Duodenal Diverticulum and Jaundice












Elderly lady comes in with recurrent RUQ pain and jaundice. US shows gallstones and a dilated common bile duct. No stones seen in the CBD on MRCP. The GI consultant attempts an ERCP but the common duct cannot be cannulated secondary to a peri-ampullary diverticulum, noted to be full of food matter. I obtain the Upper GI barium study shown above.

Intermittent jaundice has been described in association with peri-ampullary duodenal diverticula, although it's quite rare. Options include formally excising the diverticulum versus simply bypassing the distal segment of the CBD with a biliary-enteric anastomosis.

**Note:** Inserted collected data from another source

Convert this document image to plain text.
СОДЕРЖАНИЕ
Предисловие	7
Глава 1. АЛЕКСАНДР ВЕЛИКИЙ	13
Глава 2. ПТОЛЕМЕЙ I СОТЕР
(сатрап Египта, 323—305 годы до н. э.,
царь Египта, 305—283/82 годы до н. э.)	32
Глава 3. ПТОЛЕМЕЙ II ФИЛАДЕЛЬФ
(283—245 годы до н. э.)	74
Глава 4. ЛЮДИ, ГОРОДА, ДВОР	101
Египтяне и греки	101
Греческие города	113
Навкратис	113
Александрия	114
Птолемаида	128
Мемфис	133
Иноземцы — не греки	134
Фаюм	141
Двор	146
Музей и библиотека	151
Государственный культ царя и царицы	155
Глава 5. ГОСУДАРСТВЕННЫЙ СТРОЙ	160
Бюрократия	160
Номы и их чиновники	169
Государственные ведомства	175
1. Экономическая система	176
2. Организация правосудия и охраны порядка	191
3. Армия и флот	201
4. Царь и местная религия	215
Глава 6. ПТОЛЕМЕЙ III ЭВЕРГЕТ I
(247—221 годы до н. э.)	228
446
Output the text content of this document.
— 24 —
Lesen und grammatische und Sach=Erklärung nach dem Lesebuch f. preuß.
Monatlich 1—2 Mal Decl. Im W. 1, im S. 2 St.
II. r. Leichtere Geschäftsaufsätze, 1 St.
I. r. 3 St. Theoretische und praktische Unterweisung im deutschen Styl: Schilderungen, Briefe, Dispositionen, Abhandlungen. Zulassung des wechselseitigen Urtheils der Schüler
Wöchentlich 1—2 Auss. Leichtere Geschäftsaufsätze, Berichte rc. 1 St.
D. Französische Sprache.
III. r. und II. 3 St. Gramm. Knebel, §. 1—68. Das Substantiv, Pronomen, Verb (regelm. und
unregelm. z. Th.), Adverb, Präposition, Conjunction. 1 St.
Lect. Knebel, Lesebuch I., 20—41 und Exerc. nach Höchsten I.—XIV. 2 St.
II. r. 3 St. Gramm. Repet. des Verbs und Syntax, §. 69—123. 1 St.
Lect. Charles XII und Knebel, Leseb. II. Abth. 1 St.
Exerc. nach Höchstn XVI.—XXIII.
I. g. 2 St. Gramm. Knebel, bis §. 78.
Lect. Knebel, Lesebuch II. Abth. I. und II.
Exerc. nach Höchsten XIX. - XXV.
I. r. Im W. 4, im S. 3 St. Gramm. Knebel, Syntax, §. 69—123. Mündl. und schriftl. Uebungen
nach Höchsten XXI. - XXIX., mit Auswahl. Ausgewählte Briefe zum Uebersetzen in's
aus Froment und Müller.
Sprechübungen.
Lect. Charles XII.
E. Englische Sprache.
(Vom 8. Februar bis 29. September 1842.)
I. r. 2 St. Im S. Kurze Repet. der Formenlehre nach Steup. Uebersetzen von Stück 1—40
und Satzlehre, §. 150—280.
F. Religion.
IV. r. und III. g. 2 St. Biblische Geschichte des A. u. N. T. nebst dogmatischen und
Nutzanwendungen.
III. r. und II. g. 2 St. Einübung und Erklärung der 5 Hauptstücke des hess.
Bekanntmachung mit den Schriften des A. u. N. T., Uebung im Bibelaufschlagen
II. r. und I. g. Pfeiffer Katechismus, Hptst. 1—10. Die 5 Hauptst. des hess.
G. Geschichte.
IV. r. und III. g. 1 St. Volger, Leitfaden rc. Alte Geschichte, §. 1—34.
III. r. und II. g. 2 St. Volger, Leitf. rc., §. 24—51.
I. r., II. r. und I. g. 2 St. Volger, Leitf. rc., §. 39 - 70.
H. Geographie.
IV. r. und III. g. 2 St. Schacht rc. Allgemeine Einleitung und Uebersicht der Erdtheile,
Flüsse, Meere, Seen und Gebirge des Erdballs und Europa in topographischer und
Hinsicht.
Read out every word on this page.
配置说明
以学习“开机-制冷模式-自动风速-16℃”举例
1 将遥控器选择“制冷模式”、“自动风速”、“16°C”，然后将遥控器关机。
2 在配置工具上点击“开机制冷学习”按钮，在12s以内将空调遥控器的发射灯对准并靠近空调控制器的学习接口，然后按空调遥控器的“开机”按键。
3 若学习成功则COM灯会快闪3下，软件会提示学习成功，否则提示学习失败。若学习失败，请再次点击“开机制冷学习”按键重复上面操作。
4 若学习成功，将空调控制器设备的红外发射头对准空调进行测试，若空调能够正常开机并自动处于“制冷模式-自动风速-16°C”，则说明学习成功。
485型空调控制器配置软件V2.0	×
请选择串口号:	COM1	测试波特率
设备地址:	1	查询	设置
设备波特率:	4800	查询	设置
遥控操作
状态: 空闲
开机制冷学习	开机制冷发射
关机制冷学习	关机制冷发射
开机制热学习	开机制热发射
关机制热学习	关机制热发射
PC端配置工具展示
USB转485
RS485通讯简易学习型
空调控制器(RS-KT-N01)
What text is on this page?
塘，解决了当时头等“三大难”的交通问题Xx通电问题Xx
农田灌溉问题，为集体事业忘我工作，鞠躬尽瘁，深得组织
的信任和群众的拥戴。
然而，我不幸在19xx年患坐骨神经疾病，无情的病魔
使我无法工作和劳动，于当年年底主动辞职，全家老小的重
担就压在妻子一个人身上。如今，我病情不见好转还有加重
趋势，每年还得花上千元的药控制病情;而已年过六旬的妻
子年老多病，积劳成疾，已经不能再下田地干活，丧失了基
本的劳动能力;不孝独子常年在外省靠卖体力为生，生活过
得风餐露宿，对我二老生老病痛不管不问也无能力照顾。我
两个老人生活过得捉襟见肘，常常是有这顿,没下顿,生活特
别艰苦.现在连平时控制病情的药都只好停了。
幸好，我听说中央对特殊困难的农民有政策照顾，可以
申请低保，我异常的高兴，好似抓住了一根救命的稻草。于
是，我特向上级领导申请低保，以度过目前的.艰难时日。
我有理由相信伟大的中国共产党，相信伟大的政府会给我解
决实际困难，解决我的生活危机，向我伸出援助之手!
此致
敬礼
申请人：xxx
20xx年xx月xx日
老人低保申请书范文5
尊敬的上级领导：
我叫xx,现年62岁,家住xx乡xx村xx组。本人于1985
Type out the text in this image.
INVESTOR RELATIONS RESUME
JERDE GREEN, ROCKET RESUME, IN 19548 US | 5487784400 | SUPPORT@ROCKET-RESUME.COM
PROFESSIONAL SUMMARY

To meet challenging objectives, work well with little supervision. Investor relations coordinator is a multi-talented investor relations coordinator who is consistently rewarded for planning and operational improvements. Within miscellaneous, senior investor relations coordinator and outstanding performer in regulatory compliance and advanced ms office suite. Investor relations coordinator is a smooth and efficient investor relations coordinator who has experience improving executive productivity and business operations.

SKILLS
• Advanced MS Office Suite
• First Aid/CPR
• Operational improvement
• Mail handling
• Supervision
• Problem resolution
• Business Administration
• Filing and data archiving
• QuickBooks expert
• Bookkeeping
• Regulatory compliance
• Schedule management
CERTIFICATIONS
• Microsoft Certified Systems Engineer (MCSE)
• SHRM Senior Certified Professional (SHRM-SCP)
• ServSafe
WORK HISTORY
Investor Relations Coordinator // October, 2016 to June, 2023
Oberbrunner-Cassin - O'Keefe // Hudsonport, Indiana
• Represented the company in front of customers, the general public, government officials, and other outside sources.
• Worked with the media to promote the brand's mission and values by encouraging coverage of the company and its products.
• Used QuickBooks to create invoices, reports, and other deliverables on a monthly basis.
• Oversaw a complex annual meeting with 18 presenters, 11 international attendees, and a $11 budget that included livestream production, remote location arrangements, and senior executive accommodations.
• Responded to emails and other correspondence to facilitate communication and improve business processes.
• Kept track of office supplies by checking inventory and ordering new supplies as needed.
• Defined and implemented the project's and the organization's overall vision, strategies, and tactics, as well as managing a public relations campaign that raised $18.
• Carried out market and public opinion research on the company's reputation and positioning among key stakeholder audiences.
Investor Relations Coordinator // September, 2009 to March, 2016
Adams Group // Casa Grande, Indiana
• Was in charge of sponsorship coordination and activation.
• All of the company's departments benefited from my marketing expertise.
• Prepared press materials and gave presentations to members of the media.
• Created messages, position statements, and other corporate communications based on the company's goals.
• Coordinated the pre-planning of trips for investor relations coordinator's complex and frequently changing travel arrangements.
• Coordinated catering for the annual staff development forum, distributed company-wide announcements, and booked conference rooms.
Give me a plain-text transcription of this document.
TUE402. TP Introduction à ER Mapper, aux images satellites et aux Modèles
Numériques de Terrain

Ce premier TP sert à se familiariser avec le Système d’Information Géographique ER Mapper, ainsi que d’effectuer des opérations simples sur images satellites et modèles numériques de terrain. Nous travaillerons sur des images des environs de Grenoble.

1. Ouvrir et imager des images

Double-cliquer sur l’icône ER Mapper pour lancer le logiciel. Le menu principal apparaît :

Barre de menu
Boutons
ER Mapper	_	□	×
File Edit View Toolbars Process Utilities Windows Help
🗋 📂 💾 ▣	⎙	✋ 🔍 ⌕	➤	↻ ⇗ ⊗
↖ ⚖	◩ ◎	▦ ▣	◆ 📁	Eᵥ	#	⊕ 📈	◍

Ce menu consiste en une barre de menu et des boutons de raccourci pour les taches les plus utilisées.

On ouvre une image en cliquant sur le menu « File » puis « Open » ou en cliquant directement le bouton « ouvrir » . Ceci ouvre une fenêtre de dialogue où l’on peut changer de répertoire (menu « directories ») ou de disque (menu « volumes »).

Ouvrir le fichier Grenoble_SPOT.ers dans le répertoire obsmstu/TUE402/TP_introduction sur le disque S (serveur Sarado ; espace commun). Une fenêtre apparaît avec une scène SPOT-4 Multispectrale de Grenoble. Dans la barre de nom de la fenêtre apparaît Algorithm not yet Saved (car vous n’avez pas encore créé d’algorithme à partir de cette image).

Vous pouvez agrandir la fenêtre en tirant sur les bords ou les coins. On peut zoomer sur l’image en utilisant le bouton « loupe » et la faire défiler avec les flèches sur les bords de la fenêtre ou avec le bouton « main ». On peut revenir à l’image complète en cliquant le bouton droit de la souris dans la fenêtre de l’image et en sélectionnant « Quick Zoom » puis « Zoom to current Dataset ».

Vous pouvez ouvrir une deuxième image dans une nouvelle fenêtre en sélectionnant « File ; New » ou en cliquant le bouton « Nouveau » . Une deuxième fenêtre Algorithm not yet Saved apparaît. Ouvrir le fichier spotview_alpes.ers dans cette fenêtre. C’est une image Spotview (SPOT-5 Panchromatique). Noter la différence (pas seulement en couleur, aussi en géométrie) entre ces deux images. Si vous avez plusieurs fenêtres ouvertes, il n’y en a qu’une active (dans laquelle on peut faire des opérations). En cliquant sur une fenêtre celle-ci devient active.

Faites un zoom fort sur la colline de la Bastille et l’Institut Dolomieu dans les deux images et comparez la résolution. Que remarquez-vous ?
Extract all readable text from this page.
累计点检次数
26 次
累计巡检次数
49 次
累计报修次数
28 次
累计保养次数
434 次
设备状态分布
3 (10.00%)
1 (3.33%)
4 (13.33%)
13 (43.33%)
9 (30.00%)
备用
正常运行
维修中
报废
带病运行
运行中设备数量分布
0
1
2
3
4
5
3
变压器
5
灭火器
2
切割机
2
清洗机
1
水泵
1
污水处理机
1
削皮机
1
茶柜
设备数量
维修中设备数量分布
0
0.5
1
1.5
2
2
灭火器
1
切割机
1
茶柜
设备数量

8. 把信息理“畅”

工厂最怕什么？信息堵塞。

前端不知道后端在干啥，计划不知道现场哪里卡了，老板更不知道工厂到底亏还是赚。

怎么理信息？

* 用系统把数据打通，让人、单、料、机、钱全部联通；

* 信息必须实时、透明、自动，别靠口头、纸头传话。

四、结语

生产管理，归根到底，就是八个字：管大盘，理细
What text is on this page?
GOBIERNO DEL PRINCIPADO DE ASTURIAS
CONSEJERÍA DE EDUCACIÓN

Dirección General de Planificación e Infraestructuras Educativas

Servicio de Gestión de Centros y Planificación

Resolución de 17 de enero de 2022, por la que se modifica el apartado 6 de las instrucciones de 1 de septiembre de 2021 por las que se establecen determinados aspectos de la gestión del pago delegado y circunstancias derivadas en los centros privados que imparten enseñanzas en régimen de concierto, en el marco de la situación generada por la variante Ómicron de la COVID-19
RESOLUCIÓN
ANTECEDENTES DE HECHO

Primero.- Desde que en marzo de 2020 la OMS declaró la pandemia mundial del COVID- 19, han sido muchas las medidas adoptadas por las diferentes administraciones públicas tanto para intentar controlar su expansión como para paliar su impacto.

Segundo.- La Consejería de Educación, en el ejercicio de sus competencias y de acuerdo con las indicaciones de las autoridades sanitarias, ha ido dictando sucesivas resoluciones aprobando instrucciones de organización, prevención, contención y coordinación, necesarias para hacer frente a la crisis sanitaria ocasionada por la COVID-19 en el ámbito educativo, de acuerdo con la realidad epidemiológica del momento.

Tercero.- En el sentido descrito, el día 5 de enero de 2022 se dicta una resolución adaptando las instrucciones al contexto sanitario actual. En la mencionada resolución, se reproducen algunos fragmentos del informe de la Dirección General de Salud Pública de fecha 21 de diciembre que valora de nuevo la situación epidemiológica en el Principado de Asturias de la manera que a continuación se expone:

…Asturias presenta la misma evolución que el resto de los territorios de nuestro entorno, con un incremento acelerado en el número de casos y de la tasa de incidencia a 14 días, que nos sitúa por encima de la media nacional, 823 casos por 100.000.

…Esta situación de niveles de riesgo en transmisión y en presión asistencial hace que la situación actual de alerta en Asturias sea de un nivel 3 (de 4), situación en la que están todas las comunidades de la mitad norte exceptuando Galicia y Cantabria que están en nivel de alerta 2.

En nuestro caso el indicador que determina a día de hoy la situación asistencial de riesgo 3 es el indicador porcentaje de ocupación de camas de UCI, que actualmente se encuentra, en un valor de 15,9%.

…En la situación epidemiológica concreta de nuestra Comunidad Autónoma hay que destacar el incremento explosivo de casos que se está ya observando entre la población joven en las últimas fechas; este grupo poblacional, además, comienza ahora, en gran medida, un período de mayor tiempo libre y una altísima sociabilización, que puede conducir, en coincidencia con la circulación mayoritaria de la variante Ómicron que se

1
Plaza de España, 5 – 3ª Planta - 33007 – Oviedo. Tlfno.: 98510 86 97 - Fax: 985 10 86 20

My stance is always to do the safest surgery when feasible. This diverticulum was on the mesenteric aspect of the duodenum, bulging into the pancreas. Formal excision and sphincteroplasty would have been a complicated, potentially dangerous, operation. Even in the hands of the experts at Mayo, there is a substantial mortality/morbidity rate with such an endeavour. So I simply did the cholecystectomy and bypassed the obstruction with a choledochoduodenostomy. Post-operatively, her liver function tests normalized. Five weeks later she's still symptom free.

5 comments:

walt dandy said...

Very nice case.

Bongi said...

well done.

surgquestions said...

I am sure biliary enteric bypass was the right choice for this patient as it was embedding deep into the pancreas
Its a very good film u have provided and from it the diverticulum looks to be in the 3rd part of duodenum but i am not sure.
The operating surgeon knows the best about his patients,excision would have beemn the best course but you have done a good job

Buckeye Surgeon said...

Actually there are several small bowel diverticuli. Look at the second part of the duodenum; there's a smaller one that was the cause of the obstruction.

Anonymous said...

From surgquestions

Oh yeah now i do see it, paravaterian duodenal diverticulum does cause jaundice.